# my thoughts on Slackware Linux
My main machine did not often get easy and reliable access to the internet. This would not have been a problem if it were not running Arch Linux. As everyone knows, it is a rolling release, and it is advised not to leave the system unupdated for long. Let us just say my ego made me deaf.
For the most part, I could update the system after months just fine, although it was often a challenge and a time-consuming process that took a day or so. Given that access to the internet the machine had was slow, so much so I often had to check periodically whether pacman had failed while downloading binaries, and if so rerun the command. That lasted until February 2026, when I tried to update the system and was greeted by a hundred lines of 'ldconfig: File /usr/lib/something.so.number is empty, not checked' lines, and every library had been compressed to a 0-byte file. Needless to say, I had to chroot, but by then I was used to it.
After a week of unproductive poking and unsafe pacman commands, I figured out that the easiest solution was to reinstall Arch altogether. If I was going to do that, I might as well install a stable-release distribution so I would not fall into the same trap. I hesitated at first between Slackware and openSUSE. I saw that the stable-release version of openSUSE is heavily marketed for enterprise users, and I thought Slackware had been around for a long time, so it had probably matured into a stable system. so I went with it.
Although it required knowledge of how Linux used to be installed and how computers used to do things, the installation process was surprisingly easy and user-friendly through a TUI. The only road bump I encountered was installing a bootloader, since Slackware originally uses LILO. But that was not much of a hurdle tp replace it with GRUB.
All was sunshine and rainbows until I wanted to install some software. You see, Slackware does not just have a package manager. It has installpkg, removepkg, upgradepkg, and an easy TUI called pkgtool to manage packages from local tar files. That means downloading them has to be manual, and reading the README files is not optional. The user is expected to infer package dependencies from them, and then repeat the same process recursively for each dependency. We already consider recursive algorithms slow and inefficient, I do not know what adjective would be appropriate if it were meant to be done by humans.
Ok newbie, I suppose you would prefer the 'slackpkg' utility, which lets users install and upgrade official packages from Slackware’s servers, but still leaves dependency resolution to the user. Even then, it is not that complicated: packages managed with slackpkg can still be handled by 'installpkg' and the other tools. The catch is that the official repository is limited, so a lot of software has to be installed through SlackBuilds, which are build scripts rather than a package manager, where you still need to download the build scripts and resolve dependencies manually and reading READMEs (plural) is still mandatory. 'sbopkg' can help build queue files, but the process still stays explicit and manual. the 'slackpkg+' extension adds the option to install from third-party repositories and made updating and upgrading easier but still dont't offer automatic dependency resolution. Third-party tools simular to 'apt-get' and 'dnf' exists too such as 'slapt-get' and 'swaret', though they are not official Slackware tooling, and I didnt bother since I wanted to put in the effort.

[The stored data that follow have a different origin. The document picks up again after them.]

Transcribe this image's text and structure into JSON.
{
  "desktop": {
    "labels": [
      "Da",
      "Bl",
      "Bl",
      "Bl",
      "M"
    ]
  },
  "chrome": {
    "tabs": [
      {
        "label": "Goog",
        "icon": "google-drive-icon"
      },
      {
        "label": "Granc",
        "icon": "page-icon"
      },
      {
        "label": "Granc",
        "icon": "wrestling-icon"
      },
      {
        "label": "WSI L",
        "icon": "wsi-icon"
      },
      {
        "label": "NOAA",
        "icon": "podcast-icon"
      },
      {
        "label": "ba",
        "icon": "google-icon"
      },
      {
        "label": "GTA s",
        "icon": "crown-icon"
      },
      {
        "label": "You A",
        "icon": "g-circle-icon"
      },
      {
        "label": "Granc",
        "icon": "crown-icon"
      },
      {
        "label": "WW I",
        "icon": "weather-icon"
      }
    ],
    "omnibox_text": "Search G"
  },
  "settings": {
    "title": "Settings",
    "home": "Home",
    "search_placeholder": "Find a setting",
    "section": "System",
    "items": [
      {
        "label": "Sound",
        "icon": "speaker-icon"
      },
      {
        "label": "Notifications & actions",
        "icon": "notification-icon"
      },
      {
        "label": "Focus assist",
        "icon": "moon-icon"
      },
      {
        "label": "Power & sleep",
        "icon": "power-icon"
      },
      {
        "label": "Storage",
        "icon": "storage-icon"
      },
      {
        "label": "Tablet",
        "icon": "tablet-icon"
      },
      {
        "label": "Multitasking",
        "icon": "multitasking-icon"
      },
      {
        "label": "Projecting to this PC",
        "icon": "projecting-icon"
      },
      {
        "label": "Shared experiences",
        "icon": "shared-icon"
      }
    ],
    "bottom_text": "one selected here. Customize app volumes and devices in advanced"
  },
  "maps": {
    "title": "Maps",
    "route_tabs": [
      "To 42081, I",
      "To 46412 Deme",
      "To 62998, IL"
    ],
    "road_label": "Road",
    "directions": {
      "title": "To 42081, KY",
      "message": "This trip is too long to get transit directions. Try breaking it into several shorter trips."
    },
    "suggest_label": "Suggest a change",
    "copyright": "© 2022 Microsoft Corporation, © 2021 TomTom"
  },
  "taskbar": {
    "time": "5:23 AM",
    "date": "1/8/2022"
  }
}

After I installed essential software, I wanted to treat myself to a bit of gaming, so I tried to install Wine and Steam. That is where another complication waited for me. It turns out that Slackware64 is out of the box a pure 64-bit environment, and 32-bit compatibility is added through multilib, throu a seperate 'sbopkg+' repo with additional steps, namely the users should download every 32 bit packages then strip them of unnecessary/unwanted files before reconstructing the compatible 32 bit pakages, quoting from the multilib page of the Slackware wiki: "I decided that it would be a waste of download bandwidth if I created 32bit compatibility versions of Slackware packages myself. After all, you have probably bought the Slackware 14.2 DVD so you already possess both 64bit and 32bit versions of Slackware… or else the 32bit Slackware tree is available for free download of course ;-)", exept I didn't and the only link I found for the tree was 5 READMEs deep and the remote was down, luckly Claude found some mirrors for me (god knows from where). I would have been fine if this were a one-time problem. I enjoyed two days of uninterrupted ULTRAKILL after that, but then a kernel update landed and multilib broke again, which meant redownloading and rebuilding packages on my limited bandwidth. At that point I would rather pick a distro with more robust package management, which is how I ended up on Void Linux who is infinitly more usable.
There is a popular slang phrase in Morocco that goes “سلاك أجمي” (Sslak a jmmi), which means “I will just need to get through this,” and it surprisingly sums up my experience with Slackware. I understand that not including a package manager is intentional, to retain simplicity, but I do not get it. A package manager could be written in 100 lines of C, and it would make the system only marginally more bloated. Since there is no official way to install packages once the OS is installed, the user might as well (and is recommended to) install every package on the ISO, and that still would not be enough. Another common argument is that it is great for learning and getting your hands dirty, which could be true if the comparison is against Windows or a user-friendly distro. But those distros exist precisely to remove that problem. When compared with other “just works” distros, you still end up learning and getting your hands dirty sometimes, just not every time, which makes them better for learning and less awful for repetitive manual labor.